Considere os textos para responder às questões.
Cap. XI O menino é pai do homem
Sim, meu pai adoravame. Tinhame esse amor sem mérito, que é um simples e forte impulso da carne; amor que a razão não contrasta nem rege. Minha mãe era uma senhora fraca, de pouco cérebro e muito coração, assaz crédula, sinceramente piedosa, caseira, apesar de bonita, e modesta, apesar de abastada; temente às trovoadas e ao marido. O marido era na Terra o seu deus. Da colaboração dessas duas criaturas nasceu a minha educação, que, se tinha alguma coisa boa, era no geral viciosa, incompleta, e, em partes, negativa.
Machado de Assis, Memórias Póstumas de Brás Cubas.
Quarta-feira, 10 de julho.
Meu pai é muito querido na família. Todos gostam dele e dizem que é muito bom marido e um homem muito bom. Eu gosto muito disso, mas fico admirada de todo mundo só falar que meu pai é bom marido e nunca ninguém dizer que mamãe é boa mulher. No entanto, no fundo do meu coração, eu acho que só Nossa Senhora pode ser melhor que mamãe.
Helena Morley, Minha vida de menina.
a) Os trechos acima se assemelham por serem retratos dos pais realizados por seus filhos: no primeiro deles, o menino Brás Cubas; no segundo, a pequena Helena. Você concorda com essa afirmação? Justifique sua resposta com base nos tempos verbais e na linguagem empregada em cada um deles.
b) Nos trechos acima, as expressões “O marido era na Terra o seu deus” e “só Nossa Senhora pode ser melhor que mamãe” dão, respectivamente, exemplos de duas formas contrastantes de organização familiar, o patriarcado e o matriarcado. Você concorda com essa afirmação? Justifique sua resposta com base em ambas as passagens.
a) A afirmação é incorreta. O primeiro texto é narrado por um homem adulto que analisa suas experiências e memórias de vida. Ao realizar tal análise, o narrador utiliza verbos flexionados no passado e uma linguagem bastante sofisticada que se constrói pela colocação pronominal (“adorava-me”, “tinha-me”), conceitos elaborados “amor que a razão não contrasta nem rege” e pelo uso de termos como “assaz”. O segundo texto, por sua vez, apresenta um retrato do momento presente da menina Helena Morley, uma vez que foi extraído do diário escrito por ela. Além disso, a autora faz uso de uma linguagem mais simples e coloquial (“mamãe”), com repetição de expressões (“muito bom”) e o emprego de períodos mais curtos.

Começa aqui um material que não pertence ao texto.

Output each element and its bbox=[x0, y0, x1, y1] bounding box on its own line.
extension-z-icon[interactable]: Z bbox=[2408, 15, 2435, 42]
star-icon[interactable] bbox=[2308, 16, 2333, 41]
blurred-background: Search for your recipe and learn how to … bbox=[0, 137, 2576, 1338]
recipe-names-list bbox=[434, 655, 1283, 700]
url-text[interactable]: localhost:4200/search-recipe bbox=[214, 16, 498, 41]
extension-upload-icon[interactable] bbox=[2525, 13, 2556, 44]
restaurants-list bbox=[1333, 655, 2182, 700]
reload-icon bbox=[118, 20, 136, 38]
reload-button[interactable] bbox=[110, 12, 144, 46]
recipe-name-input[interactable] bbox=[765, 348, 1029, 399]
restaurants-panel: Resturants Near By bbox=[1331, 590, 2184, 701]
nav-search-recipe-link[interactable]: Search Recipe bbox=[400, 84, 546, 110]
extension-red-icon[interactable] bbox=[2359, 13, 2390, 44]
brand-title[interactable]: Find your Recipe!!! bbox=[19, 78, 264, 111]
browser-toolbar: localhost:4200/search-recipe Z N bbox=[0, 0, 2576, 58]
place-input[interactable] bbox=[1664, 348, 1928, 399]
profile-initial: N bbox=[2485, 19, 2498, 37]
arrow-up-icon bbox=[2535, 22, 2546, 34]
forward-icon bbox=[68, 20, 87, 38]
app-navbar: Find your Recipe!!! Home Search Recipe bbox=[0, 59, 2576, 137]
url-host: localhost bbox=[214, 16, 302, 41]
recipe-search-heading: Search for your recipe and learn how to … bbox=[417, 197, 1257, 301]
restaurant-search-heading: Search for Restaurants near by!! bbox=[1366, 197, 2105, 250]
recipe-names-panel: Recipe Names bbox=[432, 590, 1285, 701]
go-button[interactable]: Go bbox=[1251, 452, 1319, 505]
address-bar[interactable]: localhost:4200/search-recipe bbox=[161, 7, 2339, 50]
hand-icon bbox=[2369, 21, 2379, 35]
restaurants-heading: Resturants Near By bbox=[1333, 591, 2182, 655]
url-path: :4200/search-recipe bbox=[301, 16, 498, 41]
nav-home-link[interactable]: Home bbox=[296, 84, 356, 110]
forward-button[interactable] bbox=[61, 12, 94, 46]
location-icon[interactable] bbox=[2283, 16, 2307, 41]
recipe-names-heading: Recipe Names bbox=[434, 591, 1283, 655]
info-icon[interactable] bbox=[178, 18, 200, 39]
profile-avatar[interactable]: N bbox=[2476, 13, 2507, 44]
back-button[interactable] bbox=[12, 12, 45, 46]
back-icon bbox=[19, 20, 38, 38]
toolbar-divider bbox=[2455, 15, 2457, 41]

b) A afirmação é incorreta. Em ambas as obras, nota-se a forte presença do patriarcado no retrato da organização familiar. Em Memórias Póstumas de Brás Cubas, o pai é evidenciado como figura central da família (“O marido era na Terra o seu Deus”), diante de uma esposa descrita como “fraca, de pouco cérebro e muito coração”. Em Minha Vida de Menina, apesar da existência da figura da avó materna (D. Teodora) que concentra grandes poderes e grande riqueza, a opinião pública acerca da família é bastante próxima do pensamento patriarcal, como se nota em “fico admirada de todo mundo só falar que meu pai é bom marido e nunca ninguém dizer que mamãe é boa mulher”.